Zur weiteren Erhöhung der Sicherheit ist die Dichtung mit einer metallischen Innenrandeinfassung, einem sogenannten Innenbördel kombiniert. Dieser wird nach dem Ausstanzen des Dichtungsringes mit einem separaten Werkzeug eingebracht. Er besteht aus einem ca. 0,10 bis 0,15 mm dünnen Blech und ist im Normalfall aus Edelstahl. So schützt man den Dichtungswerkstoff vor aggressiven Medien und Herausdrücken sowie das Medium vor Verunreinigungen durch herausgelöste Dichtungsbestandteile. Außerdem verbessert der Innenbördel die Gasdichtheit bei porösen Dichtungswerkstoffen. Eine solche Dichtung kann im Lebensmittelkontakt eingesetzt werden und eignet sich für die üblichen Reinigungsprozesse in der Lebensmittelindustrie.

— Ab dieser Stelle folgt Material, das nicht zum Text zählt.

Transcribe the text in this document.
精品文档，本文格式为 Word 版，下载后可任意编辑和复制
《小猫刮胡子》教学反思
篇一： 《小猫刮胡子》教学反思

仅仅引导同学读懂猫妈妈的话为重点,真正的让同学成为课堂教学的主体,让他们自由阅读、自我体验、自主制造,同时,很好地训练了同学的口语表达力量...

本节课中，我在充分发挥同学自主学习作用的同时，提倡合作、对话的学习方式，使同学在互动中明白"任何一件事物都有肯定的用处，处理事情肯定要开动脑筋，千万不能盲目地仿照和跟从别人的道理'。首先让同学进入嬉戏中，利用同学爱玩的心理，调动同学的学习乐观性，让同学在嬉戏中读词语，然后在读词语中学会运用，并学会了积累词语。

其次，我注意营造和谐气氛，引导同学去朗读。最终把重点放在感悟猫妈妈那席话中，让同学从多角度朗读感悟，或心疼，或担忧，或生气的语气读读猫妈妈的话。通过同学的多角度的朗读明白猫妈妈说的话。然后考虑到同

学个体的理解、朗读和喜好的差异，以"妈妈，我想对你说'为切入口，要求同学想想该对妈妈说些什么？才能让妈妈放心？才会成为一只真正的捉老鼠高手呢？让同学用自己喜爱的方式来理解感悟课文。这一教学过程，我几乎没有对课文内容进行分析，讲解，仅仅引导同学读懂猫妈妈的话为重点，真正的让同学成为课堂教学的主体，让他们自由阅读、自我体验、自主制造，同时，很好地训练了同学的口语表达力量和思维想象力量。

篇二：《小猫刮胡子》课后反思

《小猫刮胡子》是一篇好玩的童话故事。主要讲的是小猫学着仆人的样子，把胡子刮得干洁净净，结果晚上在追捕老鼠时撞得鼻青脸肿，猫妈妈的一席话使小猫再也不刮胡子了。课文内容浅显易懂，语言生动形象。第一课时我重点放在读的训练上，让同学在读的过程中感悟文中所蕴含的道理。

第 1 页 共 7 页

An den Materialien für die Schrauben, ihrer Anordnung usw. brauchte nichts geändert zu werden.

Die Vorgehensweise von Klinger zur Problemlösung hat Nobel überzeugt und im Vorfeld auch positiv überrascht. „Obwohl wir unsere Flachdichtungen indirekt über den technischen Handel hier in Bremen beziehen, ist ein Fachmann von Klinger zu uns in den Norden gekommen, damit wir gemeinsam das Problem lösen“ so Nobel. „Ein toller Zug und richtig klasse.“ Neben der jetzt dauerhaft verlässlichen Dichtung im Flansch hat das Unternehmen im zweiten Schritt Mitarbeiter zu einer Dichtungsschulung nach Idstein geschickt, um zukünftig mehr Know-how für die im Prinzip kleine, aber doch systemwichtige Schnittstelle im Unternehmen zu haben.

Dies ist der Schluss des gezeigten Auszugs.